Democrats and progressives are sure to insist that the term "secular Left" just won’t stick, as soon as rank-and-file Americans grasp the significance of a nation divided between the Bill of Rights and the Holy Bible. History, after all, tells us that the Puritans, who were religious refugees, sailed west to found a community built on secular principles because they had been persecuted by an Anglican theocracy in England. Although the Puritans themselves faltered in the secular ideal -- the witch-burning business, for example -- their principles inspired America's Founding Fathers, among whom were Christians and Jews, Catholics and Protestants, agnostics and clerics. All were fiercely true to the idea that no faith can be allowed to dominate a free people, and that the best defense against theocracy is to ban all faiths from a role in the government of the United States.

The historical record is clear and incontrovertible.

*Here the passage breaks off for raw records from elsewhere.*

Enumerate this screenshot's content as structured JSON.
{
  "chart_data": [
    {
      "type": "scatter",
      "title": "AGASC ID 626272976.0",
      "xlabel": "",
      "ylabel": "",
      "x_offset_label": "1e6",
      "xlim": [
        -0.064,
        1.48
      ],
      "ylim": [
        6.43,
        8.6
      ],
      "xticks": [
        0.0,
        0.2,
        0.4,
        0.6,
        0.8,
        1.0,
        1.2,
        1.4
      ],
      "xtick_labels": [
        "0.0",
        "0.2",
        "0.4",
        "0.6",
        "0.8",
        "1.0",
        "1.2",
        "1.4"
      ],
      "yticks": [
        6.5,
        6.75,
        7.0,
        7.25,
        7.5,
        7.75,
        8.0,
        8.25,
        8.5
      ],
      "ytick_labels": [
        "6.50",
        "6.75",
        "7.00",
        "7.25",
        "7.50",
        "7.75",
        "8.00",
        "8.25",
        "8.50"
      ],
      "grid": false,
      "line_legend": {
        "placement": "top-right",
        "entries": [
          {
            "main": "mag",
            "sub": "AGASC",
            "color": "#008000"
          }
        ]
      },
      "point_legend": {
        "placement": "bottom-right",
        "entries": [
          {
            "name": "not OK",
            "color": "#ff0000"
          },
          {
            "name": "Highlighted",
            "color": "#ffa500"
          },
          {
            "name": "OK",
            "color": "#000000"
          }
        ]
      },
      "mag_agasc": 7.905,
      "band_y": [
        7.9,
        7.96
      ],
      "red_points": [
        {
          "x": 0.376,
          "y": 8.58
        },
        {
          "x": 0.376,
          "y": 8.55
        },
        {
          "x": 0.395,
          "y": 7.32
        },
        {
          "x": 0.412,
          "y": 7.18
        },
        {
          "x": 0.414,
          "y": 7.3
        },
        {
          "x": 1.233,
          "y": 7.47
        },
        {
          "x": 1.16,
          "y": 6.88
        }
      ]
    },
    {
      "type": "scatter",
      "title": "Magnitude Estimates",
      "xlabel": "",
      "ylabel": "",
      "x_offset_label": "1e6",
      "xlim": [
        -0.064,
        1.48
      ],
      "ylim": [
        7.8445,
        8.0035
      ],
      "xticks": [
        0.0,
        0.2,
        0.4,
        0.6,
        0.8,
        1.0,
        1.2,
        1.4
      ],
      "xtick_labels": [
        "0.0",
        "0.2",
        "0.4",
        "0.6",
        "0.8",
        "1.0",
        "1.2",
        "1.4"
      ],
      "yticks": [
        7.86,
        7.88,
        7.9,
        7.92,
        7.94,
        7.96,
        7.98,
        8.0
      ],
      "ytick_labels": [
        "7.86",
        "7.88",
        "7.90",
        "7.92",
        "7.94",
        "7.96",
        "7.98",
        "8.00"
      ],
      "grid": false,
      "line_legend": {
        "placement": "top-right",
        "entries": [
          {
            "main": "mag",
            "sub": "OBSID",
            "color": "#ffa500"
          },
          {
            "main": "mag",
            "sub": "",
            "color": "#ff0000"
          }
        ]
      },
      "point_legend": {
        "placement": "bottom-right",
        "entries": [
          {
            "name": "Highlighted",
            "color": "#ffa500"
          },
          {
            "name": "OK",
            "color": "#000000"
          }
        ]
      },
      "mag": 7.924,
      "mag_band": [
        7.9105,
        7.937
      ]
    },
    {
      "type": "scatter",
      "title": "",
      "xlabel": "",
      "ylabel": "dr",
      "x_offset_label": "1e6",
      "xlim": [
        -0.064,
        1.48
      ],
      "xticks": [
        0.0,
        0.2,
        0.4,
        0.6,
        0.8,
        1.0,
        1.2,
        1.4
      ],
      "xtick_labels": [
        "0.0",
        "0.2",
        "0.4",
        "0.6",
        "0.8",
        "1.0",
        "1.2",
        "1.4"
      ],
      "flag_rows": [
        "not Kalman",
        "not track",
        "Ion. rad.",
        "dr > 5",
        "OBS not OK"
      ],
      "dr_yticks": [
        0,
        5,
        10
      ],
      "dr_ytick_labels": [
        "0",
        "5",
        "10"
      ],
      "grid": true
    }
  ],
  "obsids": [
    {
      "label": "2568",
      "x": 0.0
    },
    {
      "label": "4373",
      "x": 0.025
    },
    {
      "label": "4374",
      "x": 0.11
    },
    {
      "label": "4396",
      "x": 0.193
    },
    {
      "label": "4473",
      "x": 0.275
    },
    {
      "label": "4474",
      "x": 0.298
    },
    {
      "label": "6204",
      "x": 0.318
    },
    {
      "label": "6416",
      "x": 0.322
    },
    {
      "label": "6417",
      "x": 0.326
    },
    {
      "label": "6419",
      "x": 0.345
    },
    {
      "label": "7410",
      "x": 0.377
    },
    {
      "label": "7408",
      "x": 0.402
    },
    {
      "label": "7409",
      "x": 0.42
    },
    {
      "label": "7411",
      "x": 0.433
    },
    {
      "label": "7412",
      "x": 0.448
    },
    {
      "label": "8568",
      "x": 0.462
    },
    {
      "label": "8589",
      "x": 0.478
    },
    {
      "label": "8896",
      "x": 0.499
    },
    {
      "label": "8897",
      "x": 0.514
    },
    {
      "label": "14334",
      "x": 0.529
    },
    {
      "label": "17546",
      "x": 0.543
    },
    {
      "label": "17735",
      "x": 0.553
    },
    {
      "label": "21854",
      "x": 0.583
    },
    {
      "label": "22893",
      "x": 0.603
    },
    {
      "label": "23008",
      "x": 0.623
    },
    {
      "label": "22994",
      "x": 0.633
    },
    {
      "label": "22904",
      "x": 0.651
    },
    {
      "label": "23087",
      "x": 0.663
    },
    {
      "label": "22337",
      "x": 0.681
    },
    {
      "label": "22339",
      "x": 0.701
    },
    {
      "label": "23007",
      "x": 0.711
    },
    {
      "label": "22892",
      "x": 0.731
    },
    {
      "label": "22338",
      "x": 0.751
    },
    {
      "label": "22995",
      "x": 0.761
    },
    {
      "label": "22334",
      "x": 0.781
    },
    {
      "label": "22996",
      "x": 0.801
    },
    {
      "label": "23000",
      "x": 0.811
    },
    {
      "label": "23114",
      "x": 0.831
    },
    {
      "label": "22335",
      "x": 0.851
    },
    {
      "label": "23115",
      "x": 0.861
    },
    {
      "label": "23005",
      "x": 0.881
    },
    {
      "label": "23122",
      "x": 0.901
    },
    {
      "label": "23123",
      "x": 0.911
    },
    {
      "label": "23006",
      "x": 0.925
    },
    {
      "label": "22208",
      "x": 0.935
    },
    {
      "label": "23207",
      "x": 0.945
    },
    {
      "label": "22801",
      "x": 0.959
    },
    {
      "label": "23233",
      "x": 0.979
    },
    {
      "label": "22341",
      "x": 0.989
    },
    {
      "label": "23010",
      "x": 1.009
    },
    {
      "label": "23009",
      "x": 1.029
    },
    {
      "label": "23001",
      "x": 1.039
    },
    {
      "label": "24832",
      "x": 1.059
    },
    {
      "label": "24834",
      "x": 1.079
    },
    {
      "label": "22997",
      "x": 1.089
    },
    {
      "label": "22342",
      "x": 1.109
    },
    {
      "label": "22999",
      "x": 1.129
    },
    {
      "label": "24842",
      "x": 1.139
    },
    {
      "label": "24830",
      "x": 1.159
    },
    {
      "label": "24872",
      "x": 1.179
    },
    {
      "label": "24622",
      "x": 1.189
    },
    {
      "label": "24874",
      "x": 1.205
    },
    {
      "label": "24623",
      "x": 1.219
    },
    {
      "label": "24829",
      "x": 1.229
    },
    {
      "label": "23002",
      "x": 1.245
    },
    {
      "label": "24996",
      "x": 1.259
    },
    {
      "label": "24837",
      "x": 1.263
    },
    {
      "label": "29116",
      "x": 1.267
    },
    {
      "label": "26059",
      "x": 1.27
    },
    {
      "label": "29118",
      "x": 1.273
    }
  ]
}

As Casey Stengel -- another of our Founding Fathers -- said, "You could look it up." One problem, though. Historical literacy is at an all-time low right now in the U.S. Not only do most Americans not know the history of church/state separation, they have no idea where to look it up.

And Casey Stengel is dead.

A bigger problem is that conservatives -- er, the religious Right -- are the undisputed arbiters of political language. Consider, for instance, the right-wing campaign to discredit the word "liberal." The. U.S. was founded as a liberal republic, but nowadays, a "liberal" risks being stoned to death in the public square by admitting to "liberalism." "Liberal" has become "the L-word," like some four-letter vulgarity unutterable in front of the children.

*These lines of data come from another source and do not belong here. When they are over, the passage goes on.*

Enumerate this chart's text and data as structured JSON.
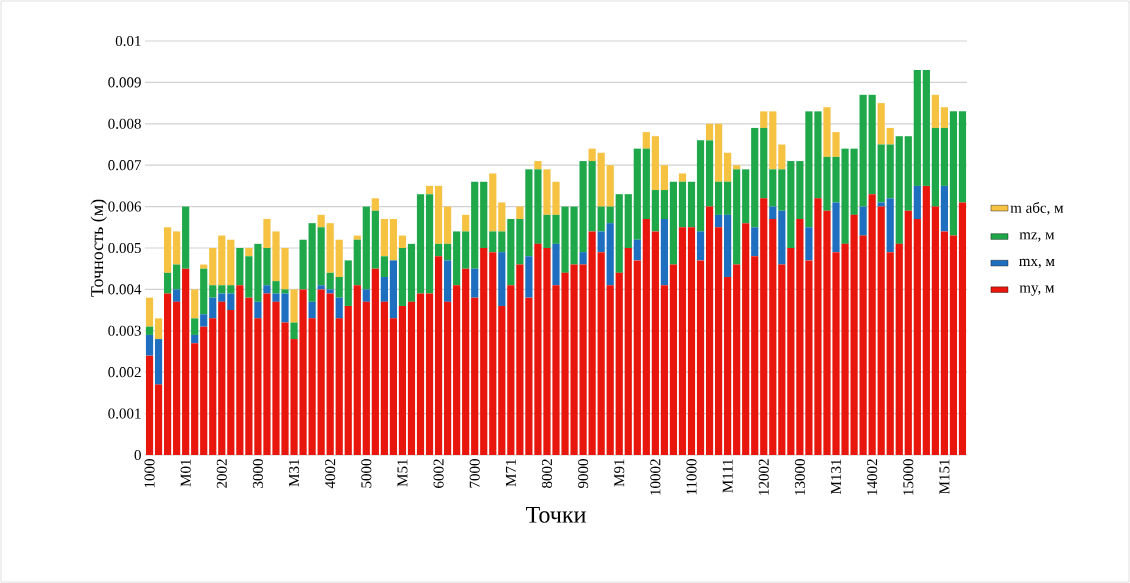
{
  "chart_data": {
    "type": "bar",
    "stacked": true,
    "xlabel": "Точки",
    "ylabel": "Точность (м)",
    "categories": [
      "1000",
      null,
      null,
      null,
      "M01",
      null,
      null,
      null,
      "2002",
      null,
      null,
      null,
      "3000",
      null,
      null,
      null,
      "M31",
      null,
      null,
      null,
      "4002",
      null,
      null,
      null,
      "5000",
      null,
      null,
      null,
      "M51",
      null,
      null,
      null,
      "6002",
      null,
      null,
      null,
      "7000",
      null,
      null,
      null,
      "M71",
      null,
      null,
      null,
      "8002",
      null,
      null,
      null,
      "9000",
      null,
      null,
      null,
      "M91",
      null,
      null,
      null,
      "10002",
      null,
      null,
      null,
      "11000",
      null,
      null,
      null,
      "M111",
      null,
      null,
      null,
      "12002",
      null,
      null,
      null,
      "13000",
      null,
      null,
      null,
      "M131",
      null,
      null,
      null,
      "14002",
      null,
      null,
      null,
      "15000",
      null,
      null,
      null,
      "M151",
      null,
      null
    ],
    "series": [
      {
        "name": "my, м",
        "color": "#e8160c",
        "values": [
          0.0024,
          0.0017,
          0.0039,
          0.0037,
          0.0045,
          0.0027,
          0.0031,
          0.0033,
          0.0037,
          0.0035,
          0.0041,
          0.0038,
          0.0033,
          0.0039,
          0.0037,
          0.0032,
          0.0028,
          0.004,
          0.0033,
          0.004,
          0.0039,
          0.0033,
          0.0036,
          0.0041,
          0.0037,
          0.0045,
          0.0037,
          0.0033,
          0.0036,
          0.0037,
          0.0039,
          0.0039,
          0.0048,
          0.0037,
          0.0041,
          0.0045,
          0.0038,
          0.005,
          0.0049,
          0.0036,
          0.0041,
          0.0046,
          0.0038,
          0.0051,
          0.005,
          0.0041,
          0.0044,
          0.0046,
          0.0046,
          0.0054,
          0.0049,
          0.0041,
          0.0044,
          0.005,
          0.0047,
          0.0057,
          0.0054,
          0.0041,
          0.0046,
          0.0055,
          0.0055,
          0.0047,
          0.006,
          0.0055,
          0.0043,
          0.0046,
          0.0056,
          0.0048,
          0.0062,
          0.0057,
          0.0046,
          0.005,
          0.0057,
          0.0047,
          0.0062,
          0.0059,
          0.0049,
          0.0051,
          0.0058,
          0.0053,
          0.0063,
          0.006,
          0.0049,
          0.0051,
          0.0059,
          0.0057,
          0.0065,
          0.006,
          0.0054,
          0.0053,
          0.0061
        ]
      },
      {
        "name": "mx, м",
        "color": "#1f6fc0",
        "values": [
          0.0005,
          0.0011,
          0,
          0.0003,
          0,
          0.0002,
          0.0003,
          0.0005,
          0.0002,
          0.0004,
          0,
          0,
          0.0004,
          0.0002,
          0.0002,
          0.0007,
          0,
          0,
          0.0004,
          0.0001,
          0.0001,
          0.0005,
          0,
          0,
          0.0003,
          0,
          0.0006,
          0.0014,
          0,
          0,
          0,
          0,
          0,
          0.001,
          0,
          0,
          0.0007,
          0,
          0,
          0.0013,
          0,
          0,
          0.001,
          0,
          0,
          0.001,
          0,
          0,
          0.0003,
          0,
          0.0005,
          0.0015,
          0,
          0,
          0.0005,
          0,
          0,
          0.0016,
          0,
          0,
          0,
          0.0007,
          0,
          0.0003,
          0.0015,
          0,
          0,
          0.0007,
          0,
          0.0003,
          0.0013,
          0,
          0,
          0.0008,
          0,
          0,
          0.0012,
          0,
          0,
          0.0007,
          0,
          0.0001,
          0.0013,
          0,
          0,
          0.0008,
          0,
          0,
          0.0011,
          0,
          0
        ]
      },
      {
        "name": "mz, м",
        "color": "#1fa84a",
        "values": [
          0.0002,
          0,
          0.0005,
          0.0006,
          0.0015,
          0.0004,
          0.0011,
          0.0003,
          0.0002,
          0.0002,
          0.0009,
          0.001,
          0.0014,
          0.0009,
          0.0003,
          0.0001,
          0.0004,
          0.0012,
          0.0019,
          0.0014,
          0.0004,
          0.0005,
          0.0011,
          0.0011,
          0.002,
          0.0014,
          0.0005,
          0,
          0.0014,
          0.0014,
          0.0024,
          0.0024,
          0.0003,
          0.0004,
          0.0013,
          0.0009,
          0.0021,
          0.0016,
          0.0005,
          0.0005,
          0.0016,
          0.0011,
          0.0021,
          0.0018,
          0.0008,
          0.0007,
          0.0016,
          0.0014,
          0.0022,
          0.0017,
          0.0006,
          0.0004,
          0.0019,
          0.0013,
          0.0022,
          0.0017,
          0.001,
          0.0007,
          0.002,
          0.0011,
          0.0011,
          0.0022,
          0.0016,
          0.0008,
          0.0008,
          0.0023,
          0.0013,
          0.0024,
          0.0017,
          0.0009,
          0.001,
          0.0021,
          0.0014,
          0.0028,
          0.0021,
          0.0013,
          0.0011,
          0.0023,
          0.0016,
          0.0027,
          0.0024,
          0.0014,
          0.0013,
          0.0026,
          0.0018,
          0.0028,
          0.0028,
          0.0019,
          0.0014,
          0.003,
          0.0022
        ]
      },
      {
        "name": "m абс, м",
        "color": "#f5c242",
        "values": [
          0.0007,
          0.0005,
          0.0011,
          0.0008,
          0,
          0.0007,
          0.0001,
          0.0009,
          0.0012,
          0.0011,
          0,
          0.0002,
          0,
          0.0007,
          0.0012,
          0.001,
          0.0008,
          0,
          0,
          0.0003,
          0.0012,
          0.0009,
          0,
          0.0001,
          0,
          0.0003,
          0.0009,
          0.001,
          0.0003,
          0,
          0,
          0.0002,
          0.0014,
          0.0009,
          0,
          0.0004,
          0,
          0,
          0.0014,
          0.0007,
          0,
          0.0003,
          0,
          0.0002,
          0.0011,
          0.0008,
          0,
          0,
          0,
          0.0003,
          0.0013,
          0.001,
          0,
          0,
          0,
          0.0004,
          0.0013,
          0.0006,
          0,
          0.0002,
          0,
          0,
          0.0004,
          0.0014,
          0.0007,
          0.0001,
          0,
          0,
          0.0004,
          0.0014,
          0.0006,
          0,
          0,
          0,
          0,
          0.0012,
          0.0006,
          0,
          0,
          0,
          0,
          0.001,
          0.0004,
          0,
          0,
          0,
          0,
          0.0008,
          0.0005,
          0,
          0
        ]
      }
    ],
    "ylim": [
      0,
      0.01
    ],
    "yticks": [
      0,
      0.001,
      0.002,
      0.003,
      0.004,
      0.005,
      0.006,
      0.007,
      0.008,
      0.009,
      0.01
    ],
    "grid": "y",
    "legend": "right"
  }
}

Likewise, the great right-wing machine of semantic revision -- with often unwitting and uncritical assistance from TV news -- has turned a progressive tax on extreme inherited wealth into a "death tax" that -- mythically -- robs middle-class Americans of their mom-and-pop candy stores and family farms. Among other pejoratives and euphemisms of the American vernacular generated by G.O.P. semanticists, each as misleading as it is universal, are these: "Axis of Evil," "Evil Empire," "evildoers," "clear skies," "compassionate conservatism," "culture of life," "faith-based," "flip-flopper," "free speech zone," "homosexual agenda," "judicial activist," "liberal bias," "liberal media," "ownership society," "partial-birth abortion," "pro-life," "racial quotas," "regime change," "shock and awe," "Social Security crisis," "tort reform," "war of choice," "welfare queen," and, of course, Swift Boat Veterans for "Truth."

"Civil liberties," a term that embraces such basic American prerogatives as privacy, consumer rights, freedom of speech, freedom of the press and, yes, freedom of religion, are seen today as the purchased privileges of a "liberal elite." This distortion is the linguistic legacy of the same American right wing that now cubbyholes its foes as the "secular Left," and seems happy to gather at the river under the big (revival) tent of the religious Right.

"Secular Left." Yeah, maybe it's just a couple of words. But it's coming from the people who today, in American politics, get to make up all the words, and then make everybody else repeat them endlessly, like "Hallelujah," and "Praise the Lord." And the only opposition is a tongue-tied cluster of Democrat/ liberal/ progressives whose only articulate utterance in the political and semantic struggle of the last decade has been a strangled bleat that sounds a lot like "Uncle!"

Sticks and stones, indeed!

David Benjamin, a novelist and journalist originally from Wisconsin, now lives in Paris. His latest book is The Life and Times of the Last Kid Picked.